А. - Вы, очевидно, забыли, что Тэн написал эту свою картину в объяснение происхождения готики! На смену подавленности, отвращения и меланхолии пришла религиозная экзальтация, - и появилось готическое искусство. Иными словами, появилось одно из замечательнейших выражений красоты-добра в истории. Со всем тем, я отказываюсь что бы то ни было предсказывать и в искусстве. Большой художник подписывал свои картины: "Courbet sans religion et sans idal" в более или менее "акатастрофическое" время. Возможно, что искусство частью и к этому приблизится, однако никак не в циничном варианте.
Л. - Итак, вы в основу своей системы (в кавычках или без кавычек) кладете три идеи: случай, которому дали весьма странное определение, "выборную аксиоматику", которая по меньшей мере весьма спорна, и понятие красоты-добра, которое вы определить отказываетесь и готовы лишь пояснить иллюстрацией. Не могу сказать, чтобы это меня удовлетворяло. Сегодня же, если я вас правильно понял, вы еще весьма увеличили роль "kalos", отметив, что Декарт и в своих чисто-научных трудах исходил отчасти из эстетического начала. Я думал, что он, как все ученые, исходил из опыта и наблюдения.
А. - Разумеется. Но когда оказывался возможным выбор между двумя научными теориями, одинаково пригодными для группировки и объяснения фактов (а такой выбор возможен почти всегда), Декарт отдавал предпочтение той, которая ему казалась более красивой. В этом, конечно, сказывался именно недостаток веры в вечность аксиом и в существование абсолютной научной истины. Сопоставляя космологии Птоломея, Тихо де Браге, Коперника и свою собственную, он не опровергает три первые (между собой не связанные): он говорит, что они приблизительно стоят друг друга; все они не истины, а только гипотезы. Но гипотеза Коперника, по его мнению, проще и яснее, а потому лучше гипотез Птоломея и Тихо; что же касается его собственной, то она имеет еще большее преимущество изящества. При этом он совершенно определенно указывает, что дело идет не об истинном существе явления, а лишь об его гипотетическом выражении(183). Я себе не представляю более замечательного определения целей, задач и методов науки: в этих страницах Декарт заглянул вперед на два столетия, и тут, быть может, тоже один из заветов "Ульмской ночи". Лейбницу, например, или Спинозе такая мысль была бы наверное чужда.
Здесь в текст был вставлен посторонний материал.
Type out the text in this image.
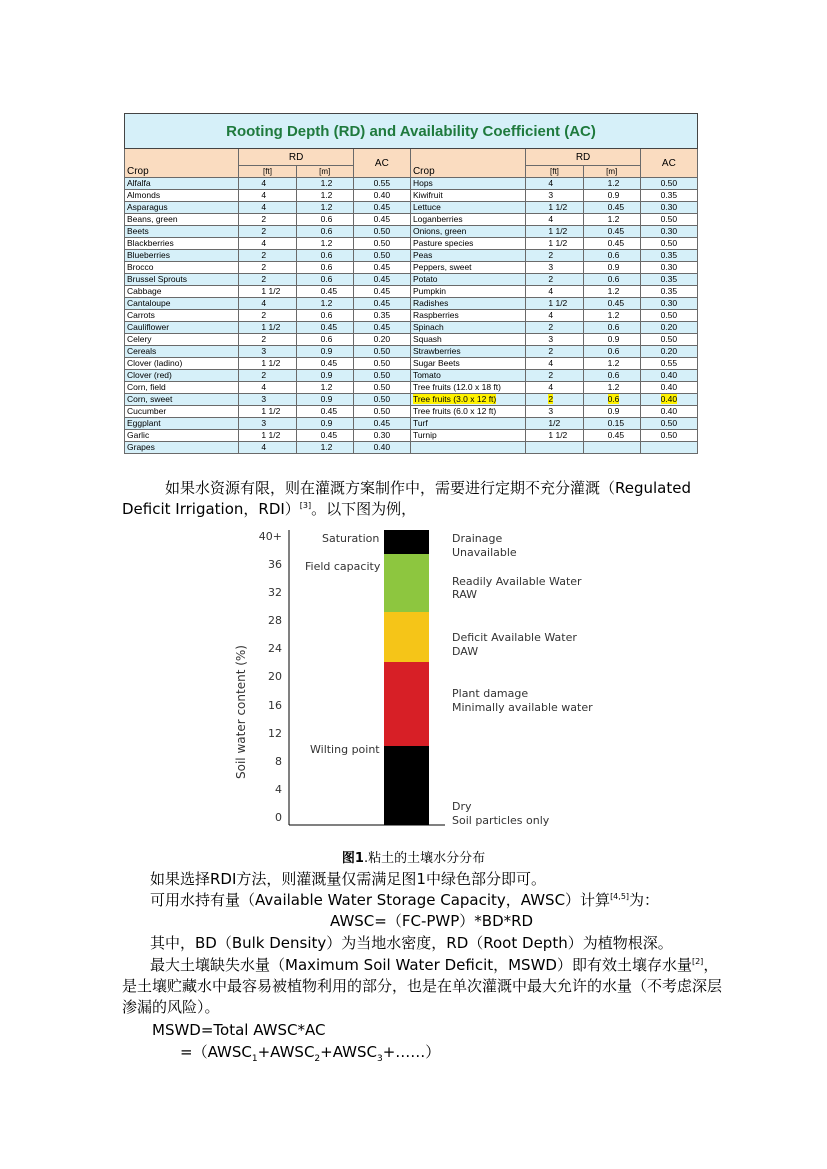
Rooting Depth (RD) and Availability Coefficient (AC)							
Crop	RD		AC	Crop	RD		AC
	[ft]	[m]			[ft]	[m]	
Alfalfa	4	1.2	0.55	Hops	4	1.2	0.50
Almonds	4	1.2	0.40	Kiwifruit	3	0.9	0.35
Asparagus	4	1.2	0.45	Lettuce	1 1/2	0.45	0.30
Beans, green	2	0.6	0.45	Loganberries	4	1.2	0.50
Beets	2	0.6	0.50	Onions, green	1 1/2	0.45	0.30
Blackberries	4	1.2	0.50	Pasture species	1 1/2	0.45	0.50
Blueberries	2	0.6	0.50	Peas	2	0.6	0.35
Brocco	2	0.6	0.45	Peppers, sweet	3	0.9	0.30
Brussel Sprouts	2	0.6	0.45	Potato	2	0.6	0.35
Cabbage	1 1/2	0.45	0.45	Pumpkin	4	1.2	0.35
Cantaloupe	4	1.2	0.45	Radishes	1 1/2	0.45	0.30
Carrots	2	0.6	0.35	Raspberries	4	1.2	0.50
Cauliflower	1 1/2	0.45	0.45	Spinach	2	0.6	0.20
Celery	2	0.6	0.20	Squash	3	0.9	0.50
Cereals	3	0.9	0.50	Strawberries	2	0.6	0.20
Clover (ladino)	1 1/2	0.45	0.50	Sugar Beets	4	1.2	0.55
Clover (red)	2	0.9	0.50	Tomato	2	0.6	0.40
Corn, field	4	1.2	0.50	Tree fruits (12.0 x 18 ft)	4	1.2	0.40
Corn, sweet	3	0.9	0.50	Tree fruits (3.0 x 12 ft)	2	0.6	0.40
Cucumber	1 1/2	0.45	0.50	Tree fruits (6.0 x 12 ft)	3	0.9	0.40
Eggplant	3	0.9	0.45	Turf	1/2	0.15	0.50
Garlic	1 1/2	0.45	0.30	Turnip	1 1/2	0.45	0.50
Grapes	4	1.2	0.40				
如果水资源有限，则在灌溉方案制作中，需要进行定期不充分灌溉（Regulated
Deficit Irrigation，RDI）[3]。以下图为例，
Soil water content (%)
40+
36
32
28
24
20
16
12
8
4
0
Saturation
Field capacity
Wilting point
Drainage
Unavailable
Readily Available Water
RAW
Deficit Available Water
DAW
Plant damage
Minimally available water
Dry
Soil particles only
图1.粘土的土壤水分分布
如果选择RDI方法，则灌溉量仅需满足图1中绿色部分即可。
可用水持有量（Available Water Storage Capacity，AWSC）计算[4,5]为：
AWSC=（FC-PWP）*BD*RD
其中，BD（Bulk Density）为当地水密度，RD（Root Depth）为植物根深。
最大土壤缺失水量（Maximum Soil Water Deficit，MSWD）即有效土壤存水量[2]，
是土壤贮藏水中最容易被植物利用的部分，也是在单次灌溉中最大允许的水量（不考虑深层
渗漏的风险）。
MSWD=Total AWSC*AC
$=(AWSC_1+AWSC_2+AWSC_3+\dots\dots)$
Добавлю, что, поскольку дело идет о красоте, как об одном из критериев ценности научных теорий, Декарт имел и предшественников. У Коперника в применении к научным положениям беспрестанно встречаются такие слова, как "nobilis", "divinus", "mirabilissimus"(184). Галилей еще чаще говорит о "specolazione tanto gentile", o "bella meditazione", о "veramente angelica dottrina"(185). В его диалоге Сагредо говорит Сальвиати об одной доктрине, что ему казалось святотатством посягнуть на столь прекрасное научное строение: "Laceгаг si bella struttura"(186). Декарт тут пошел лишь дальше, чем они. Современным физикам (в широком смысле слова) сочетание истины с красотой может показаться ересью; но и у них - уж совершенно бессознательно - то и дело проскальзывают неожиданно эстетические идеи и оценки. Знаменитые опыты Вильсона довольно единодушно прозваны "самыми красивыми опытами в истории науки", и, может быть, эта их сторона даже более важна, чем их чисто-научное значение. Научное творчество в корнях имеет немало общего с творчеством художественным.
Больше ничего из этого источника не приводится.